Friday, May 27, 2022
Reata Pharmaceuticals Announces FDA Filing Acceptance and Priority Review Designation for the NDA for Omaveloxolone for the Treatment of Patients with Friedreich’s Ataxia
May 26, 2022. PLANO, Texas--(BUSINESS WIRE)-Today announced that the U.S. Food and Drug Administration (“FDA”) has accepted for filing and granted Priority Review of its New Drug Application (“NDA”) for omaveloxolone for the treatment of patients with Friedreich’s ataxia. The FDA indicated that at this time it has not identified any potential review issues. The NDA is supported by the efficacy and safety data from the MOXIe Part 2 trial and additional supporting data from the MOXIe Part 1 and MOXIe Extension trials. Omaveloxolone received Fast Track Designation in November 2021 and Rare Pediatric Disease Designation in May 2022.
The FDA grants Priority Review to medicines that may offer significant improvements in the treatment, diagnosis, or prevention of a serious condition. This Designation shortens the FDA’s review of the NDA to eight months from the time of submission, versus a standard review timeline of 12 months. The FDA has assigned a Prescription Drug User Fee Act (“PDUFA”) target action date of November 30, 2022. The FDA indicated it is currently planning to hold an advisory committee meeting to discuss the application.

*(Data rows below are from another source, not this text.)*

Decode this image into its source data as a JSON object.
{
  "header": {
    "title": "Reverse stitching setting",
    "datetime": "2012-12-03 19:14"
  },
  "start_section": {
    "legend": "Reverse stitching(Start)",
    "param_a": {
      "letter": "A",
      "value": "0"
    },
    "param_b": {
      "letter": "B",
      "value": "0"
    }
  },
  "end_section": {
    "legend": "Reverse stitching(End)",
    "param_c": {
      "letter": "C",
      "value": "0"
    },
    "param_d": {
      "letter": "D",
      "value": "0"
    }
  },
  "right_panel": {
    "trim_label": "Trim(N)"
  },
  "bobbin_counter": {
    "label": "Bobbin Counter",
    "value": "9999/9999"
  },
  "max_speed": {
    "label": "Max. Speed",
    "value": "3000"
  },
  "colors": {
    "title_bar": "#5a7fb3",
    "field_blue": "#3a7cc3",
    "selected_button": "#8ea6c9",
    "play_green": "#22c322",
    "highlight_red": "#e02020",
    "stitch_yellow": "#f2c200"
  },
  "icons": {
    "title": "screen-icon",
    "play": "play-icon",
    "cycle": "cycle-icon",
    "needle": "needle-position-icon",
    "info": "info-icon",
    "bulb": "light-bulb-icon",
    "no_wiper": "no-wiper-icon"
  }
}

“We are pleased with the FDA’s decision to grant Priority Review to our NDA for omaveloxolone for the treatment of patients with Friedreich’s ataxia in the United States,” said Warren Huff, Reata’s Chief Executive Officer. “With the FDA’s acceptance of our NDA for filing, omaveloxolone is now one step closer to potentially providing a treatment option for patients with Friedreich’s ataxia, a rare, genetic, debilitating, and degenerative neuromuscular disorder with no approved therapies. We look forward to working with the FDA during the review process, and if approved, we are looking forward to a commercial launch in early 2023.”